Do you have problems related to user data and new standards like GDPR?
We don’t use only user machines or the contents of packets transmitted on the network. Plus, data can be made anonymous, so we don’t have any problems at this level. And, unlike many other solutions, the data collected by our solution stay on our clients’ networks. We don’t transfer them to our servers for analysis. Our clients are reassured to know that the data remain on their networks.
How are you positioned with respect to your competitors?
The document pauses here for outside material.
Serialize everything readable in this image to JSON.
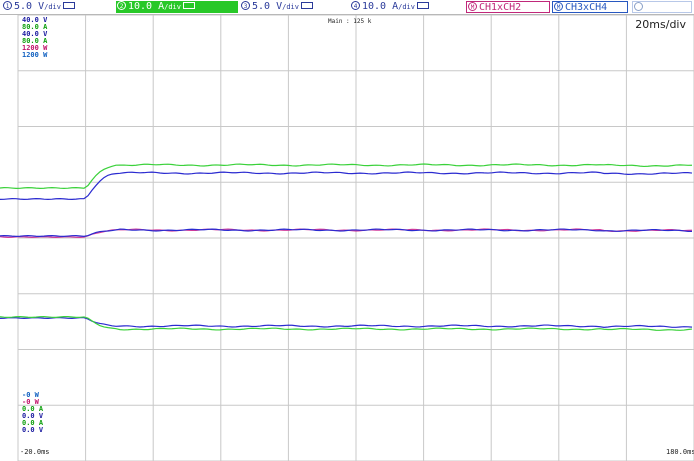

We are the first to have developed a solution like this, and it is still a quite restricted environment, so we don’t have many competitors. Right now, we are pretty much a leader on this market.
What do you think of hackers who use deep learning to teach their malware to hide from this kind of solution?
Current threats are based more on bad internal practices, shadow IT, bad habits of system administrator or user behaviour. This is the reality on the market; there are few clients with internal security levels that allow focussing on greater threats. Some of our teams are exploring these subjects, but it’s not the heart of our solution.
What are your plans for the future?
AI attacks are one of our priorities; not necessarily very advanced attacks but ones showing very dangerous potential.